Erin Lawlor’s paintings, on view at Miles McEnery Gallery through August 16, have a sense of the familiar. Wide brush strokes play off one another, conjuring winding ribbons, rendered systematically like blood flowing to and from the heart — an ebb and flow of the most critical kind. At first glance, the deep rich color drew me in, then the scale, then the whimsy that radiates from the wide, curvy mark-making. But then, as I moved through the gallery with more focus, Lawlor’s paintings evoked a sense of observing the art of an earlier time: the natural integration of motion, body, and presence.

Lawlor’s morning rises (2018) is resonant of The Swing(1767), by Jean-Honoré Fragonard. Fragonard painted The Swing during the Rococo movement, when artists worked to produce decorative and detailed work, often frivolous. Lawlor’s painting, like Fragonard’s, conjures an age of lush decadence. But her process is far more time-sensitive than that of the Rococo painters, whose slow, deliberate modality did not produce the kinetic gestural effects that Lawlor does. As the paint starts to dry, her freedom of action diminishes. Placing her canvas on the floor and brushes within arm’s reach of the surface enables her to make marks quickly, impulsively, and energetically. But while the appearance of movement is manifest in her work, she also establishes clear planes of depth and firm control.

Intentionally or not, the composition and mood of Fragonard’s painting are observable in Lawlor’s piece. The light blue tones in the center of the painting stake out a clearing, where the woman and the swing pendulate. In the bottom left corner, containing mixtures of black and reds, her lover would extend his arm, gazing at his beloved. In this expressively and gesturally abstract manner, Lawlor’s color, marks, and movement vividly communicate what only a representational painting could in the past. Other historical nods can be seen in her use of triptychs and diptychs. More broadly, Lawlor’s paintings function as maps that might lead to the source of a message.

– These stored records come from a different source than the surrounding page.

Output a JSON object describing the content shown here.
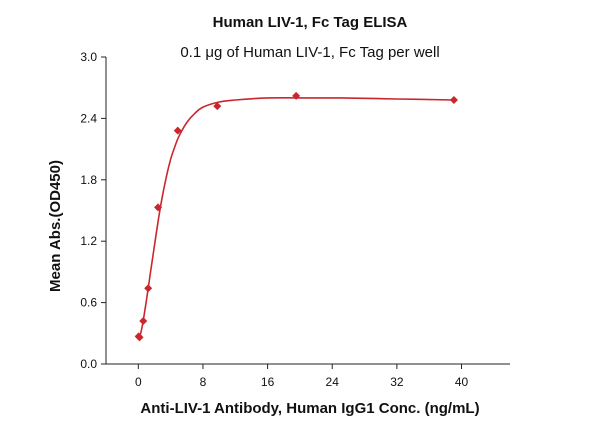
{
  "chart_data": {
    "type": "scatter",
    "title": "Human LIV-1, Fc Tag ELISA",
    "subtitle": "0.1 μg of Human LIV-1, Fc Tag per well",
    "xlabel": "Anti-LIV-1 Antibody, Human IgG1 Conc. (ng/mL)",
    "ylabel": "Mean Abs.(OD450)",
    "xlim": [
      -4,
      46
    ],
    "ylim": [
      0,
      3.0
    ],
    "x_ticks": [
      0,
      8,
      16,
      24,
      32,
      40
    ],
    "x_tick_labels": [
      "0",
      "8",
      "16",
      "24",
      "32",
      "40"
    ],
    "y_ticks": [
      0,
      0.6,
      1.2,
      1.8,
      2.4,
      3.0
    ],
    "y_tick_labels": [
      "0.0",
      "0.6",
      "1.2",
      "1.8",
      "2.4",
      "3.0"
    ],
    "grid": false,
    "legend": "none",
    "marker": "diamond",
    "color": "#c8282d",
    "series": [
      {
        "points": [
          {
            "x": 0.04,
            "y": 0.27
          },
          {
            "x": 0.15,
            "y": 0.26
          },
          {
            "x": 0.61,
            "y": 0.42
          },
          {
            "x": 1.22,
            "y": 0.74
          },
          {
            "x": 2.44,
            "y": 1.53
          },
          {
            "x": 4.88,
            "y": 2.28
          },
          {
            "x": 9.77,
            "y": 2.52
          },
          {
            "x": 19.53,
            "y": 2.62
          },
          {
            "x": 39.06,
            "y": 2.58
          }
        ]
      }
    ],
    "fit_curve": [
      {
        "x": 0.04,
        "y": 0.25
      },
      {
        "x": 0.3,
        "y": 0.3
      },
      {
        "x": 0.6,
        "y": 0.42
      },
      {
        "x": 1.0,
        "y": 0.62
      },
      {
        "x": 1.5,
        "y": 0.89
      },
      {
        "x": 2.0,
        "y": 1.16
      },
      {
        "x": 2.5,
        "y": 1.42
      },
      {
        "x": 3.0,
        "y": 1.65
      },
      {
        "x": 3.5,
        "y": 1.84
      },
      {
        "x": 4.0,
        "y": 2.0
      },
      {
        "x": 4.5,
        "y": 2.12
      },
      {
        "x": 5.0,
        "y": 2.22
      },
      {
        "x": 6.0,
        "y": 2.36
      },
      {
        "x": 7.0,
        "y": 2.45
      },
      {
        "x": 8.0,
        "y": 2.51
      },
      {
        "x": 10.0,
        "y": 2.56
      },
      {
        "x": 12.0,
        "y": 2.58
      },
      {
        "x": 16.0,
        "y": 2.6
      },
      {
        "x": 20.0,
        "y": 2.6
      },
      {
        "x": 25.0,
        "y": 2.6
      },
      {
        "x": 32.0,
        "y": 2.59
      },
      {
        "x": 39.06,
        "y": 2.58
      }
    ]
  }
}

Her triptych night garden/flight (2018) constitutes a heavy emotional presence within the gallery space. Each panel has a specific focal point: left side – red; middle – black; right side – black. I think most immediately of Hieronymus Bosch’s The Garden of Earthly Delights. Lawlor has the subtle ability to summon memory and history, while affording the paintings themselves their own character through size, medium, and process. Although long spans of time separate Lawlor from artists such as Bosch and Fragonard, and the specific intent and context of their respective works obviously differ, she has illuminated the bands of aesthetic memory that they all occupy.